Mit der Hitze am Wochenende schmolz auch der Umsatz in Hamburg. Die ersten beiden Renntage der Derby-Woche endeten mit herben Rückschlägen für den Veranstalter. Am Samstag flossen in elf Rennen nur 320.560 Euro durch die Kassen, 2009 hatte man mit 440.426 Euro bei nur zehn Prüfungen wesentlich mehr erreicht. Am Sonntag war der Rückgang noch eklatanter, denn hier kam man auf 365.685 Euro (2009: 508.012 Euro).
Doch diese Zahl kann man nicht unbedingt als Vergleich zu Rate ziehen. „Wir hatten im Vorjahr den Hansa-Preis mit einem der stärksten Felder der letzten Jahre.

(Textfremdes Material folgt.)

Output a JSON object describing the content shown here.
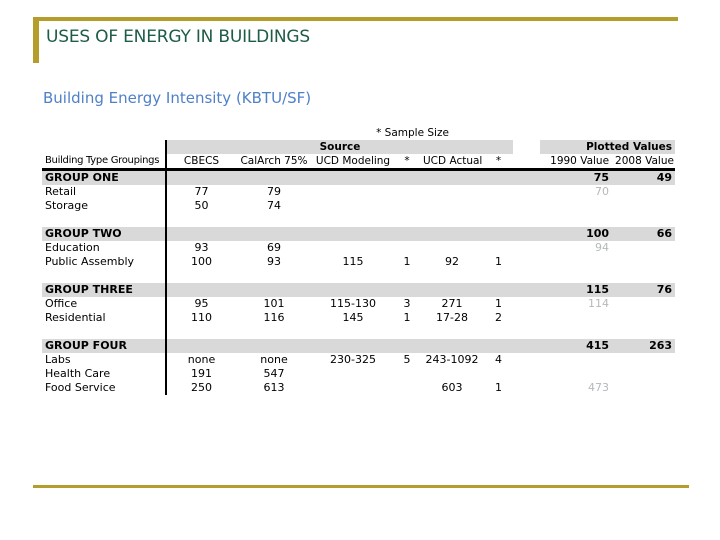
{
  "slide": {
    "title": "USES OF ENERGY IN BUILDINGS",
    "subtitle": "Building Energy Intensity (KBTU/SF)"
  },
  "colors": {
    "accent_gold": "#B59D2C",
    "title_green": "#1D5C45",
    "subtitle_blue": "#4F80C8",
    "band_gray": "#D9D9D9",
    "ghost_text": "#B4B9BC"
  },
  "table": {
    "sample_note": "* Sample Size",
    "section_headers": {
      "source": "Source",
      "plotted": "Plotted Values"
    },
    "columns": [
      "Building Type Groupings",
      "CBECS",
      "CalArch 75%",
      "UCD Modeling",
      "*",
      "UCD Actual",
      "*",
      "1990 Value",
      "2008 Value"
    ],
    "groups": [
      {
        "name": "GROUP ONE",
        "plotted_1990": "75",
        "plotted_2008": "49",
        "rows": [
          {
            "label": "Retail",
            "cbecs": "77",
            "calarch": "79",
            "ucd_modeling": "",
            "ucd_modeling_n": "",
            "ucd_actual": "",
            "ucd_actual_n": "",
            "value_1990": "70",
            "value_1990_ghost": true,
            "value_2008": ""
          },
          {
            "label": "Storage",
            "cbecs": "50",
            "calarch": "74",
            "ucd_modeling": "",
            "ucd_modeling_n": "",
            "ucd_actual": "",
            "ucd_actual_n": "",
            "value_1990": "",
            "value_1990_ghost": false,
            "value_2008": ""
          }
        ]
      },
      {
        "name": "GROUP TWO",
        "plotted_1990": "100",
        "plotted_2008": "66",
        "rows": [
          {
            "label": "Education",
            "cbecs": "93",
            "calarch": "69",
            "ucd_modeling": "",
            "ucd_modeling_n": "",
            "ucd_actual": "",
            "ucd_actual_n": "",
            "value_1990": "94",
            "value_1990_ghost": true,
            "value_2008": ""
          },
          {
            "label": "Public Assembly",
            "cbecs": "100",
            "calarch": "93",
            "ucd_modeling": "115",
            "ucd_modeling_n": "1",
            "ucd_actual": "92",
            "ucd_actual_n": "1",
            "value_1990": "",
            "value_1990_ghost": false,
            "value_2008": ""
          }
        ]
      },
      {
        "name": "GROUP THREE",
        "plotted_1990": "115",
        "plotted_2008": "76",
        "rows": [
          {
            "label": "Office",
            "cbecs": "95",
            "calarch": "101",
            "ucd_modeling": "115-130",
            "ucd_modeling_n": "3",
            "ucd_actual": "271",
            "ucd_actual_n": "1",
            "value_1990": "114",
            "value_1990_ghost": true,
            "value_2008": ""
          },
          {
            "label": "Residential",
            "cbecs": "110",
            "calarch": "116",
            "ucd_modeling": "145",
            "ucd_modeling_n": "1",
            "ucd_actual": "17-28",
            "ucd_actual_n": "2",
            "value_1990": "",
            "value_1990_ghost": false,
            "value_2008": ""
          }
        ]
      },
      {
        "name": "GROUP FOUR",
        "plotted_1990": "415",
        "plotted_2008": "263",
        "rows": [
          {
            "label": "Labs",
            "cbecs": "none",
            "calarch": "none",
            "ucd_modeling": "230-325",
            "ucd_modeling_n": "5",
            "ucd_actual": "243-1092",
            "ucd_actual_n": "4",
            "value_1990": "",
            "value_1990_ghost": false,
            "value_2008": ""
          },
          {
            "label": "Health Care",
            "cbecs": "191",
            "calarch": "547",
            "ucd_modeling": "",
            "ucd_modeling_n": "",
            "ucd_actual": "",
            "ucd_actual_n": "",
            "value_1990": "",
            "value_1990_ghost": false,
            "value_2008": ""
          },
          {
            "label": "Food Service",
            "cbecs": "250",
            "calarch": "613",
            "ucd_modeling": "",
            "ucd_modeling_n": "",
            "ucd_actual": "603",
            "ucd_actual_n": "1",
            "value_1990": "473",
            "value_1990_ghost": true,
            "value_2008": ""
          }
        ]
      }
    ]
  }
}
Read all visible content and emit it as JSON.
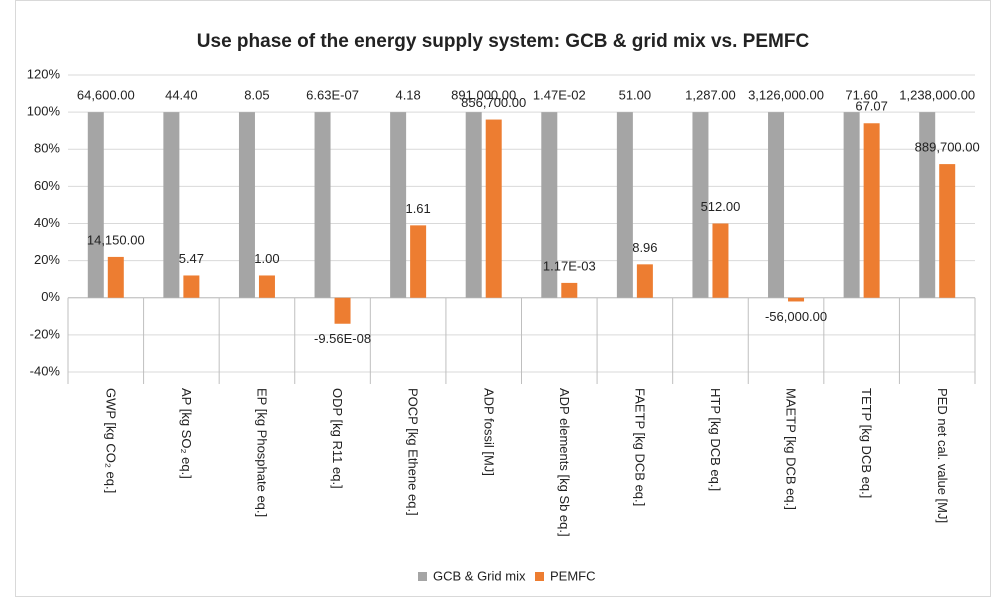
{
  "chart_data": {
    "type": "bar",
    "title": "Use phase of the energy supply system: GCB & grid mix vs. PEMFC",
    "categories": [
      "GWP  [kg CO₂ eq.]",
      "AP  [kg SO₂ eq.]",
      "EP [kg Phosphate eq.]",
      "ODP  [kg R11 eq.]",
      "POCP  [kg Ethene eq.]",
      "ADP fossil  [MJ]",
      "ADP elements   [kg Sb eq.]",
      "FAETP [kg DCB eq.]",
      "HTP [kg DCB eq.]",
      "MAETP [kg DCB eq.]",
      "TETP [kg DCB eq.]",
      "PED net cal. value [MJ]"
    ],
    "series": [
      {
        "name": "GCB & Grid mix",
        "color": "#a5a5a5",
        "values": [
          100,
          100,
          100,
          100,
          100,
          100,
          100,
          100,
          100,
          100,
          100,
          100
        ],
        "point_labels": [
          "64,600.00",
          "44.40",
          "8.05",
          "6.63E-07",
          "4.18",
          "891,000.00",
          "1.47E-02",
          "51.00",
          "1,287.00",
          "3,126,000.00",
          "71.60",
          "1,238,000.00"
        ]
      },
      {
        "name": "PEMFC",
        "color": "#ed7d31",
        "values": [
          22,
          12,
          12,
          -14,
          39,
          96,
          8,
          18,
          40,
          -2,
          94,
          72
        ],
        "point_labels": [
          "14,150.00",
          "5.47",
          "1.00",
          "-9.56E-08",
          "1.61",
          "856,700.00",
          "1.17E-03",
          "8.96",
          "512.00",
          "-56,000.00",
          "67.07",
          "889,700.00"
        ]
      }
    ],
    "ylim": [
      -40,
      120
    ],
    "yticks": [
      {
        "value": -40,
        "label": "-40%"
      },
      {
        "value": -20,
        "label": "-20%"
      },
      {
        "value": 0,
        "label": "0%"
      },
      {
        "value": 20,
        "label": "20%"
      },
      {
        "value": 40,
        "label": "40%"
      },
      {
        "value": 60,
        "label": "60%"
      },
      {
        "value": 80,
        "label": "80%"
      },
      {
        "value": 100,
        "label": "100%"
      },
      {
        "value": 120,
        "label": "120%"
      }
    ],
    "grid": true,
    "legend": "bottom"
  }
}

Diesmal haben wir den Stutenpreis auf den ersten Sonntag gelegt.
Außerdem sind die drei Araberrennen diesmal von Natur aus nicht so umsatzstark wie andere Rennen“, erklärte Schatzmeister Hans-Ludolf Matthiessen.

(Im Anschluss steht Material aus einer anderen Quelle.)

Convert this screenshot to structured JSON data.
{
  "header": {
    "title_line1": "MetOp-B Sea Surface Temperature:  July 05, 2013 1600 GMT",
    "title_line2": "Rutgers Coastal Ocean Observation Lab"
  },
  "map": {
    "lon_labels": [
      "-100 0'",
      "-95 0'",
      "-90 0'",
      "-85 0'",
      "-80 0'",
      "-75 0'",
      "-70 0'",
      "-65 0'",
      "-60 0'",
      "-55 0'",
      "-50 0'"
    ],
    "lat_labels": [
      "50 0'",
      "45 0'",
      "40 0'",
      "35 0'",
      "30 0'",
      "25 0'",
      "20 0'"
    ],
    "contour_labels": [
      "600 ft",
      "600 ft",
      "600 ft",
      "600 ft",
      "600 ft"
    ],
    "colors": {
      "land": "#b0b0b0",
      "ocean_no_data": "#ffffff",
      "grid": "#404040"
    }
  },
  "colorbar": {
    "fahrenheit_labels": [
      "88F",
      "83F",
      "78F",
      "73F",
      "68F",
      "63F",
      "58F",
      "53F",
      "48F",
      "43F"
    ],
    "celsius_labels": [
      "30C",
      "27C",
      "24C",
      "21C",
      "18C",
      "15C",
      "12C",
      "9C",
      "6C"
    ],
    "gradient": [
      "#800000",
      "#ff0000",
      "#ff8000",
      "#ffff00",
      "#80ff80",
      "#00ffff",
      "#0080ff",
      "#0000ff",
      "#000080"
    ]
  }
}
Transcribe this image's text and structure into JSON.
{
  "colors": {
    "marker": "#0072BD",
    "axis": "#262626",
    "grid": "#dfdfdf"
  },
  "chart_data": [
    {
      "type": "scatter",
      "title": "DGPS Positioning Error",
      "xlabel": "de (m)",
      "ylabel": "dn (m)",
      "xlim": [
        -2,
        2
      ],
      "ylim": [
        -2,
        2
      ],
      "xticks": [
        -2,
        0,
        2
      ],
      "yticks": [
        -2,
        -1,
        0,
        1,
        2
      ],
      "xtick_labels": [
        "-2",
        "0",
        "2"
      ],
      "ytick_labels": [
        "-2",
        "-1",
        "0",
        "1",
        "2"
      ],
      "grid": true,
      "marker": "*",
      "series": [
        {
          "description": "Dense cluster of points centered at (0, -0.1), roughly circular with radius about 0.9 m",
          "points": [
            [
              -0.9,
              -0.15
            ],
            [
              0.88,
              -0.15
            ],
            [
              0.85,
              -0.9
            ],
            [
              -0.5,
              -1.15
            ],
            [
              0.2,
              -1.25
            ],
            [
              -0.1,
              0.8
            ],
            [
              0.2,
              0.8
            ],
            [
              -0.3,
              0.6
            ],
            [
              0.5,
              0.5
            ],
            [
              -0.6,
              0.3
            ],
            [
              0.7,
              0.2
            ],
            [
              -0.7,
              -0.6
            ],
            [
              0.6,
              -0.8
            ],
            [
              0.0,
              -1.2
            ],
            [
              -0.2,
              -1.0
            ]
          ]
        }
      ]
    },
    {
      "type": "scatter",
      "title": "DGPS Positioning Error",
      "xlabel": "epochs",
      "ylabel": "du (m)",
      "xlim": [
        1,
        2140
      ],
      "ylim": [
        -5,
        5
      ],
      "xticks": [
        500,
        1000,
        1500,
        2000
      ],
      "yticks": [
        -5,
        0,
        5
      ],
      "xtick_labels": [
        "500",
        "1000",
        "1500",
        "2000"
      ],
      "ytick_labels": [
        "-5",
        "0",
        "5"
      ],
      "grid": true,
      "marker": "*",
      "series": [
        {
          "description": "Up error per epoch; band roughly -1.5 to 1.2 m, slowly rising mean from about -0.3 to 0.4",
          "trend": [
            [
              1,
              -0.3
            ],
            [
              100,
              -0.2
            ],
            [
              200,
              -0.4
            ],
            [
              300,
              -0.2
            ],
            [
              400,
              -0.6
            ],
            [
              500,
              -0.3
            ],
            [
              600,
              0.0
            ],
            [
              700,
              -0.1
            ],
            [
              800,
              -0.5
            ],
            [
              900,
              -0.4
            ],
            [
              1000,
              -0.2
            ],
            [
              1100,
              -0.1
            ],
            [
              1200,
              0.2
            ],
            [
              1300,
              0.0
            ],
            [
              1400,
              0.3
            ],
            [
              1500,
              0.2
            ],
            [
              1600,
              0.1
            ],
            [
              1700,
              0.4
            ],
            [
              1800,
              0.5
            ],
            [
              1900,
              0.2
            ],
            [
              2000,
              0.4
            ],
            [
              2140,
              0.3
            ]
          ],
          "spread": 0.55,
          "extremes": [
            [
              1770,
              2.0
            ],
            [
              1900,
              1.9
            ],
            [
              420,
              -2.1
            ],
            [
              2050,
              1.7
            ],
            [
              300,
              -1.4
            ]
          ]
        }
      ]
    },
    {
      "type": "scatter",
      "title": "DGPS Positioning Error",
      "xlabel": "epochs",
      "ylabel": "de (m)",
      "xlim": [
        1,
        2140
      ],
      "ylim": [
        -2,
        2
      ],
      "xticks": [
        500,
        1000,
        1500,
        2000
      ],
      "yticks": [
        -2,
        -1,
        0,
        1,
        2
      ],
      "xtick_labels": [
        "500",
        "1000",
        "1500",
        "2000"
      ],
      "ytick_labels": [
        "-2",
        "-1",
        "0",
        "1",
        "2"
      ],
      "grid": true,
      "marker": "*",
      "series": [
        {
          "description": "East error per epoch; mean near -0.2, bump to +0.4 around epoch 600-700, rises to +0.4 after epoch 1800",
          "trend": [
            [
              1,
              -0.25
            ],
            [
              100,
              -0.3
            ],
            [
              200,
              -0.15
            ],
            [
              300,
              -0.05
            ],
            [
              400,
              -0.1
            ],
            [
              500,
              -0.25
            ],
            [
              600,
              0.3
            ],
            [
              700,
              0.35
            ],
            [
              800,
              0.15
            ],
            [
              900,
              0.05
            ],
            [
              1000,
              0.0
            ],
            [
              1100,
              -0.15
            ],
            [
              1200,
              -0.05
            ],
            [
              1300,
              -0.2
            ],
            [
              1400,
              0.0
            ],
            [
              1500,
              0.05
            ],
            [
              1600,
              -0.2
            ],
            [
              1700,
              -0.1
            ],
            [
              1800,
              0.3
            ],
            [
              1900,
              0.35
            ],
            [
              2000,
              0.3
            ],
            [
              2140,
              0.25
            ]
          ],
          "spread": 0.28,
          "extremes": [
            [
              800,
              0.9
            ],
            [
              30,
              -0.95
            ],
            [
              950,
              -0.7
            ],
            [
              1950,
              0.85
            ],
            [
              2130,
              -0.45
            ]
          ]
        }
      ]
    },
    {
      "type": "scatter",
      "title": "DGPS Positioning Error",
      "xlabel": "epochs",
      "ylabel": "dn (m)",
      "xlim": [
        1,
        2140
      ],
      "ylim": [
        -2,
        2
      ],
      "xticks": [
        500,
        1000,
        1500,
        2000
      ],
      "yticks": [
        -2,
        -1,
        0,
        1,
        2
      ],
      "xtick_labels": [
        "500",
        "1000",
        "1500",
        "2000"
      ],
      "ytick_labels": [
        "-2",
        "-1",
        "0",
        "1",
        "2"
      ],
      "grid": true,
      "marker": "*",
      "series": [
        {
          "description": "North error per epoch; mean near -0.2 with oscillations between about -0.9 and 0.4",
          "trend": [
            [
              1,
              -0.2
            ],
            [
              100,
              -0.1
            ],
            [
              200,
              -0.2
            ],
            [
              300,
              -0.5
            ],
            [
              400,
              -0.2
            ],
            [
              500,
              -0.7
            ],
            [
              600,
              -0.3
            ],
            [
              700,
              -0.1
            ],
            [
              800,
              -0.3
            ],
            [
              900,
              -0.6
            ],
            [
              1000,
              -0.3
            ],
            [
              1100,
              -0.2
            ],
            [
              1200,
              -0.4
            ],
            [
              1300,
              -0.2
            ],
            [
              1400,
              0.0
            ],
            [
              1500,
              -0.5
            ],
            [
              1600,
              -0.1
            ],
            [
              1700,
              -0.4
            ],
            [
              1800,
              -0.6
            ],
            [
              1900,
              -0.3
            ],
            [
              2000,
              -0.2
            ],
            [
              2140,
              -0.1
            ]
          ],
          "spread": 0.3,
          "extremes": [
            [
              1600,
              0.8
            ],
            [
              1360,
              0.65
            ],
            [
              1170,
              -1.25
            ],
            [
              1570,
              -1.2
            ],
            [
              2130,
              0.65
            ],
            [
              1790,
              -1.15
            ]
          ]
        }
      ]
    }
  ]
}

Die Bahn präsentierte sich an beiden Tagen wesentlich schwächer besucht als normal, die tropischen Temperaturen trieben die Besucher eher ins Freibad. Außerdem konkurrierte man natürlich mit der Fußball-WM. Nun bleibt die Hoffnung auf Besserung im zweiten Teil des Meetings.